Neben dem „klassischen“ Auslöser einer von Entsetzen („Standbild“, „Eingefroren“) oder Unsäglichkeit geprägten psychischen Belastungssituation werden seit einigen Jahren zurecht auch (erhebliche) moralische Belastungen als Auslöser für Symptome aus der Gruppe der Psychotrauma-Folgestörungen beforscht.
Parallel zu der Zunahme der wissenschaftlichen Erkenntnisse zu den psychischen Traumafolgestörungen wurden etwa seit den 1980er Jahren hoch wirksame, spezifische Psychotherapie-Methoden entwickelt, die es heute sehr wahrscheinlich machen, dass die Symptome der individuell vorliegenden psychische Traumafolgestörung im Verlauf einer Psychotherapie mindestens gelindert und verbessert, oft aber auch sehr deutlich abgemildert werden können.
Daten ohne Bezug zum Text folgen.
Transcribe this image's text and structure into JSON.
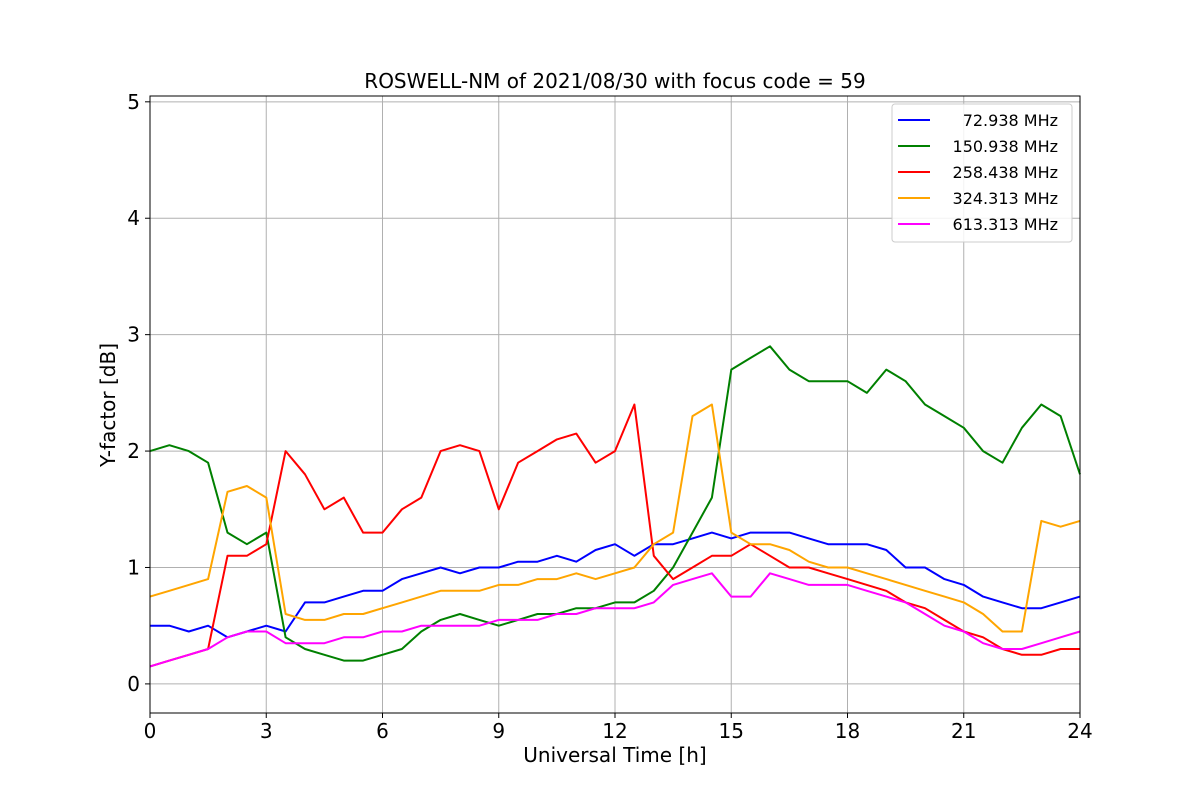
{
  "chart_data": {
    "type": "line",
    "title": "ROSWELL-NM of 2021/08/30 with focus code = 59",
    "xlabel": "Universal Time [h]",
    "ylabel": "Y-factor [dB]",
    "xlim": [
      0,
      24
    ],
    "ylim": [
      -0.25,
      5.05
    ],
    "xticks": [
      "0",
      "3",
      "6",
      "9",
      "12",
      "15",
      "18",
      "21",
      "24"
    ],
    "yticks": [
      "0",
      "1",
      "2",
      "3",
      "4",
      "5"
    ],
    "grid": true,
    "legend_position": "top-right",
    "series": [
      {
        "name": "72.938 MHz",
        "color": "#0000ff",
        "x": [
          0,
          0.5,
          1,
          1.5,
          2,
          2.5,
          3,
          3.5,
          4,
          4.5,
          5,
          5.5,
          6,
          6.5,
          7,
          7.5,
          8,
          8.5,
          9,
          9.5,
          10,
          10.5,
          11,
          11.5,
          12,
          12.5,
          13,
          13.5,
          14,
          14.5,
          15,
          15.5,
          16,
          16.5,
          17,
          17.5,
          18,
          18.5,
          19,
          19.5,
          20,
          20.5,
          21,
          21.5,
          22,
          22.5,
          23,
          23.5,
          24
        ],
        "y": [
          0.5,
          0.5,
          0.45,
          0.5,
          0.4,
          0.45,
          0.5,
          0.45,
          0.7,
          0.7,
          0.75,
          0.8,
          0.8,
          0.9,
          0.95,
          1.0,
          0.95,
          1.0,
          1.0,
          1.05,
          1.05,
          1.1,
          1.05,
          1.15,
          1.2,
          1.1,
          1.2,
          1.2,
          1.25,
          1.3,
          1.25,
          1.3,
          1.3,
          1.3,
          1.25,
          1.2,
          1.2,
          1.2,
          1.15,
          1.0,
          1.0,
          0.9,
          0.85,
          0.75,
          0.7,
          0.65,
          0.65,
          0.7,
          0.75
        ]
      },
      {
        "name": "150.938 MHz",
        "color": "#008000",
        "x": [
          0,
          0.5,
          1,
          1.5,
          2,
          2.5,
          3,
          3.5,
          4,
          4.5,
          5,
          5.5,
          6,
          6.5,
          7,
          7.5,
          8,
          8.5,
          9,
          9.5,
          10,
          10.5,
          11,
          11.5,
          12,
          12.5,
          13,
          13.5,
          14,
          14.5,
          15,
          15.5,
          16,
          16.5,
          17,
          17.5,
          18,
          18.5,
          19,
          19.5,
          20,
          20.5,
          21,
          21.5,
          22,
          22.5,
          23,
          23.5,
          24
        ],
        "y": [
          2.0,
          2.05,
          2.0,
          1.9,
          1.3,
          1.2,
          1.3,
          0.4,
          0.3,
          0.25,
          0.2,
          0.2,
          0.25,
          0.3,
          0.45,
          0.55,
          0.6,
          0.55,
          0.5,
          0.55,
          0.6,
          0.6,
          0.65,
          0.65,
          0.7,
          0.7,
          0.8,
          1.0,
          1.3,
          1.6,
          2.7,
          2.8,
          2.9,
          2.7,
          2.6,
          2.6,
          2.6,
          2.5,
          2.7,
          2.6,
          2.4,
          2.3,
          2.2,
          2.0,
          1.9,
          2.2,
          2.4,
          2.3,
          1.8
        ]
      },
      {
        "name": "258.438 MHz",
        "color": "#ff0000",
        "x": [
          0,
          0.5,
          1,
          1.5,
          2,
          2.5,
          3,
          3.5,
          4,
          4.5,
          5,
          5.5,
          6,
          6.5,
          7,
          7.5,
          8,
          8.5,
          9,
          9.5,
          10,
          10.5,
          11,
          11.5,
          12,
          12.5,
          13,
          13.5,
          14,
          14.5,
          15,
          15.5,
          16,
          16.5,
          17,
          17.5,
          18,
          18.5,
          19,
          19.5,
          20,
          20.5,
          21,
          21.5,
          22,
          22.5,
          23,
          23.5,
          24
        ],
        "y": [
          0.15,
          0.2,
          0.25,
          0.3,
          1.1,
          1.1,
          1.2,
          2.0,
          1.8,
          1.5,
          1.6,
          1.3,
          1.3,
          1.5,
          1.6,
          2.0,
          2.05,
          2.0,
          1.5,
          1.9,
          2.0,
          2.1,
          2.15,
          1.9,
          2.0,
          2.4,
          1.1,
          0.9,
          1.0,
          1.1,
          1.1,
          1.2,
          1.1,
          1.0,
          1.0,
          0.95,
          0.9,
          0.85,
          0.8,
          0.7,
          0.65,
          0.55,
          0.45,
          0.4,
          0.3,
          0.25,
          0.25,
          0.3,
          0.3
        ]
      },
      {
        "name": "324.313 MHz",
        "color": "#ffa500",
        "x": [
          0,
          0.5,
          1,
          1.5,
          2,
          2.5,
          3,
          3.5,
          4,
          4.5,
          5,
          5.5,
          6,
          6.5,
          7,
          7.5,
          8,
          8.5,
          9,
          9.5,
          10,
          10.5,
          11,
          11.5,
          12,
          12.5,
          13,
          13.5,
          14,
          14.5,
          15,
          15.5,
          16,
          16.5,
          17,
          17.5,
          18,
          18.5,
          19,
          19.5,
          20,
          20.5,
          21,
          21.5,
          22,
          22.5,
          23,
          23.5,
          24
        ],
        "y": [
          0.75,
          0.8,
          0.85,
          0.9,
          1.65,
          1.7,
          1.6,
          0.6,
          0.55,
          0.55,
          0.6,
          0.6,
          0.65,
          0.7,
          0.75,
          0.8,
          0.8,
          0.8,
          0.85,
          0.85,
          0.9,
          0.9,
          0.95,
          0.9,
          0.95,
          1.0,
          1.2,
          1.3,
          2.3,
          2.4,
          1.3,
          1.2,
          1.2,
          1.15,
          1.05,
          1.0,
          1.0,
          0.95,
          0.9,
          0.85,
          0.8,
          0.75,
          0.7,
          0.6,
          0.45,
          0.45,
          1.4,
          1.35,
          1.4
        ]
      },
      {
        "name": "613.313 MHz",
        "color": "#ff00ff",
        "x": [
          0,
          0.5,
          1,
          1.5,
          2,
          2.5,
          3,
          3.5,
          4,
          4.5,
          5,
          5.5,
          6,
          6.5,
          7,
          7.5,
          8,
          8.5,
          9,
          9.5,
          10,
          10.5,
          11,
          11.5,
          12,
          12.5,
          13,
          13.5,
          14,
          14.5,
          15,
          15.5,
          16,
          16.5,
          17,
          17.5,
          18,
          18.5,
          19,
          19.5,
          20,
          20.5,
          21,
          21.5,
          22,
          22.5,
          23,
          23.5,
          24
        ],
        "y": [
          0.15,
          0.2,
          0.25,
          0.3,
          0.4,
          0.45,
          0.45,
          0.35,
          0.35,
          0.35,
          0.4,
          0.4,
          0.45,
          0.45,
          0.5,
          0.5,
          0.5,
          0.5,
          0.55,
          0.55,
          0.55,
          0.6,
          0.6,
          0.65,
          0.65,
          0.65,
          0.7,
          0.85,
          0.9,
          0.95,
          0.75,
          0.75,
          0.95,
          0.9,
          0.85,
          0.85,
          0.85,
          0.8,
          0.75,
          0.7,
          0.6,
          0.5,
          0.45,
          0.35,
          0.3,
          0.3,
          0.35,
          0.4,
          0.45
        ]
      }
    ]
  }
}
Beispiele für solche Therapieverfahren sind EMDR, Ego-State-Therapie, Ansätze aus der klinischen Hypnose, tiefenpsychologische Verfahren wie etwa die Arbeit mit dem inneren Kind, IRRT, Schematherapie und eine größere Anzahl spezifischer verhaltenstherapeutischer Methoden.
Dabei gelten nach wie vor die klassischen Ablaufschritte: Herstellen einer haltgebenden und vertrauensvollen therapeutischen Beziehung – Stabilisierungsübungen – psychotherapeutische Konfrontation mit der belastenden Erinnerung in angemessen sicherem Rahmen – Reintegration des nun anders bewerteten belastenden Ereignisses in die Kontinuität der „inneren Biographie“ bzw. des „eigenen Lebensfilms“.